15 Nisan 2010 Perşembe

İstanbul Film Festivali İzlenimleri

Daha bitmedi ama ben dün itibariyle son filmime gittim. 2007'deki rekor denemem 17 filmin ardından 8 film sönük kaldı. Bunlardan da 6 tanesine gidince tam istediğim gibi geçmedi festival. Zaten hepsine yalnız gittim. Aslında şikayet etmediğim tek kısmı da bu. Tabi ki onunla gitmek isterdim hepsine. Ama gelmezdi. Sormadım bile. O da sormadı. Neyse.

  • Kafa 1500: Adı gibi Kafası da iyi bi Avusturya filmiydi. Benim için iyi bi başlangıç filmi olmadı. Ama eğlencelik olarak izlenebilirdi. Sanırım konusu Magic Mushroom'un faydaları. Bu arada yeni Rüya sinemasında izlediğim ilk film oldu. Koltuklara otururken biraz gergindim. Lan ne yaşanmışlıklar vardır bu koltuklarda diye.
  • Greenberg: Royal Tenanbaums hayranı bi insan olarak Baumbach'ın bu filmini izlemek gerçekten istiyodum. Güzel de filmdi aslında. Ben Stiller'dan böyle bir oyuncu yaratmak ustalık isteyen bir yönetmen becerisi. Bir Royal tenenbaums ya da The Squid and the Whale değildi ama rahatsız insanlar hakkında filmleri nedense seviyorum.
  • Ejderha Dövmeli Kız: Kitabının ilk 150 sayfasını okurken Allah'ım naptım ben nerden başladım bu kitaba derken kalan 500 sayfasını iki günde bitirdiğim STIEG LARSSON eserinin beyaz perdedeki hali. Koku'dan sonra belki de gördüğüm en iyi uyarlama. Kitabı okurken nasıl üşüdüysem filmde de aynı soğukluğu yaşadım. Festivalde izlediğim en iyi filmdi.
  • Getirin Kellesini: Doğum günüme denk geldiği için izleyemedim. Biyerlerden bulmam gerek. Link falan veren olursa çok sevinirim.
  • Islık Çalmak İstersem Çalarım: Güzel film çekmek için milyonlarca dolar harcanması gerekmediğinin ispatı romen filmi. Gerçekten bayıldım. Hanekevari sabit kamera çekimleri, gergin diyaloglar, bakışmalar. Bu filme de gittiğim için çok mutluyum.
  • Bay Hiçkimse: İzlemeyin.Hala pişmanım.
  • Başka Dilde Aşk: Ben bu filmi izleyemiycem heralde.
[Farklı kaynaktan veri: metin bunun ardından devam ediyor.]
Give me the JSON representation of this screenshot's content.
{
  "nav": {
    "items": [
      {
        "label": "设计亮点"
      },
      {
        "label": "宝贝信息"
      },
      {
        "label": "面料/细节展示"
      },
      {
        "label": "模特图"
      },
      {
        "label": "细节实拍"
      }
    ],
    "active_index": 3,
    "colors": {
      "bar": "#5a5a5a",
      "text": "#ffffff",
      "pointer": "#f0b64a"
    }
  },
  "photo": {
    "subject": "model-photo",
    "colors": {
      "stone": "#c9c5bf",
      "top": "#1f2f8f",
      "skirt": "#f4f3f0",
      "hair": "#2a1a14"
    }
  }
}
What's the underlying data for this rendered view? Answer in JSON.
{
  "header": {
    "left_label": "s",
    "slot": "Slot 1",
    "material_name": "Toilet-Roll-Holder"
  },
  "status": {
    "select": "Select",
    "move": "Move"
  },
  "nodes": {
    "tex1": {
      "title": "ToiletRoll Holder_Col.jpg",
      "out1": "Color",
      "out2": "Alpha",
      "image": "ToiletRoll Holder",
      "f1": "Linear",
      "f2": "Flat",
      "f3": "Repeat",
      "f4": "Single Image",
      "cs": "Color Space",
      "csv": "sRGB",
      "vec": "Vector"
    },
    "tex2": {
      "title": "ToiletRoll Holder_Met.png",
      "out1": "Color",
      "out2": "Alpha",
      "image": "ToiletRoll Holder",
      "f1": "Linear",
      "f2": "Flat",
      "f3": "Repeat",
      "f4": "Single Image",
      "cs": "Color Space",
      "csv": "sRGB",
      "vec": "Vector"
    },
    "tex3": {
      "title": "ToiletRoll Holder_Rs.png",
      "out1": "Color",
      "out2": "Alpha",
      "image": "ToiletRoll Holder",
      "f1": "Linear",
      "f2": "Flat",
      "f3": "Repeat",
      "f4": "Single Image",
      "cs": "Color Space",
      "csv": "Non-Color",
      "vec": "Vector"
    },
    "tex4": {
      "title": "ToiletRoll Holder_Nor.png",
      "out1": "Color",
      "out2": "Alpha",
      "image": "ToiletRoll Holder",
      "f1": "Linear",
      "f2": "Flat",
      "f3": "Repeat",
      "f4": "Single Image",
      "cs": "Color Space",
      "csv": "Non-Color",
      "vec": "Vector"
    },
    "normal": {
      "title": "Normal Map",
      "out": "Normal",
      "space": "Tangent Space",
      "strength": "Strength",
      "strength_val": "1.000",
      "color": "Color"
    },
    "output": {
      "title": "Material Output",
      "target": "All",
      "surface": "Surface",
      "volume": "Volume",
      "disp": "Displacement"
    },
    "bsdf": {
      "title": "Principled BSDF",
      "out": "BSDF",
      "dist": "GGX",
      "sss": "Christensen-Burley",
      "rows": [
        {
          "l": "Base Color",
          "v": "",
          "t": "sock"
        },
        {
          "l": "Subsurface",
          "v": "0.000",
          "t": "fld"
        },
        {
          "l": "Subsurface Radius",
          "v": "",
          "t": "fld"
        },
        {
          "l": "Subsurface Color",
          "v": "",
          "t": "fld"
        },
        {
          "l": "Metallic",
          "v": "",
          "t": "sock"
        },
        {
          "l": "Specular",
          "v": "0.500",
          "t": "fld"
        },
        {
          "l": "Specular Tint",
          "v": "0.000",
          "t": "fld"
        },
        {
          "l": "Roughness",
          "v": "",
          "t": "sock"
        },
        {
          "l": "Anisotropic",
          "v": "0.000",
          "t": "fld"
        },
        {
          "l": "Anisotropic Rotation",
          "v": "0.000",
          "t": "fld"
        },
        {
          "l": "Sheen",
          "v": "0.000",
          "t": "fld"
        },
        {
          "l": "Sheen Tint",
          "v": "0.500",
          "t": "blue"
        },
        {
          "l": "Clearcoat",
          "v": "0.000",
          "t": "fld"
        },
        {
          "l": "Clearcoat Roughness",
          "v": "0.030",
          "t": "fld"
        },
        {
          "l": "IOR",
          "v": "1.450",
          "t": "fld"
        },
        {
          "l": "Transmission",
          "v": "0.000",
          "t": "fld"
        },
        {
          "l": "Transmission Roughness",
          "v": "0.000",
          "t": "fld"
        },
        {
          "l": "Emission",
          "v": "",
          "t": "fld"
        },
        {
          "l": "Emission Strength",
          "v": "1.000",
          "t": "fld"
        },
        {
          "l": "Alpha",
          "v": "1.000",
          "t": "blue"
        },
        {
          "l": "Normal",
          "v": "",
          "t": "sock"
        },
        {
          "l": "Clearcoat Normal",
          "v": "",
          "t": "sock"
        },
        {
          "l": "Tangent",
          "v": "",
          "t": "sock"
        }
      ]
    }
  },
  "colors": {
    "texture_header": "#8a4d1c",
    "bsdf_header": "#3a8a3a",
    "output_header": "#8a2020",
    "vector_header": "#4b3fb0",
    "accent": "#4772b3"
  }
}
Bi türlü nasip olmuyo.
  • Hücre 211: Son filmim. Acaip Tarantesk bi filmdi. Zaten kulak koparma sahnesi buna da en açık göndermeydi. Oz dizisinden beri hapishanelerle ilgili bişey seyretmemiştim. Mahkumların ETA üyelerini koz olarak kullanıp İspanya hükümetinin tırsıp aman onlara bişey yapmayın sıçarız pozisyonuna girmesi en gerçekçi kısmıydı filmin.

Böyle işte. Bu senenin son film festivaliydi. İF İstanbul sırasında acaip boktan bi ruh halindeydim. Ne izlediğimi bile anlamadım. Bu daha iyi geçti sanırım. Keşke o da gelebilseydi.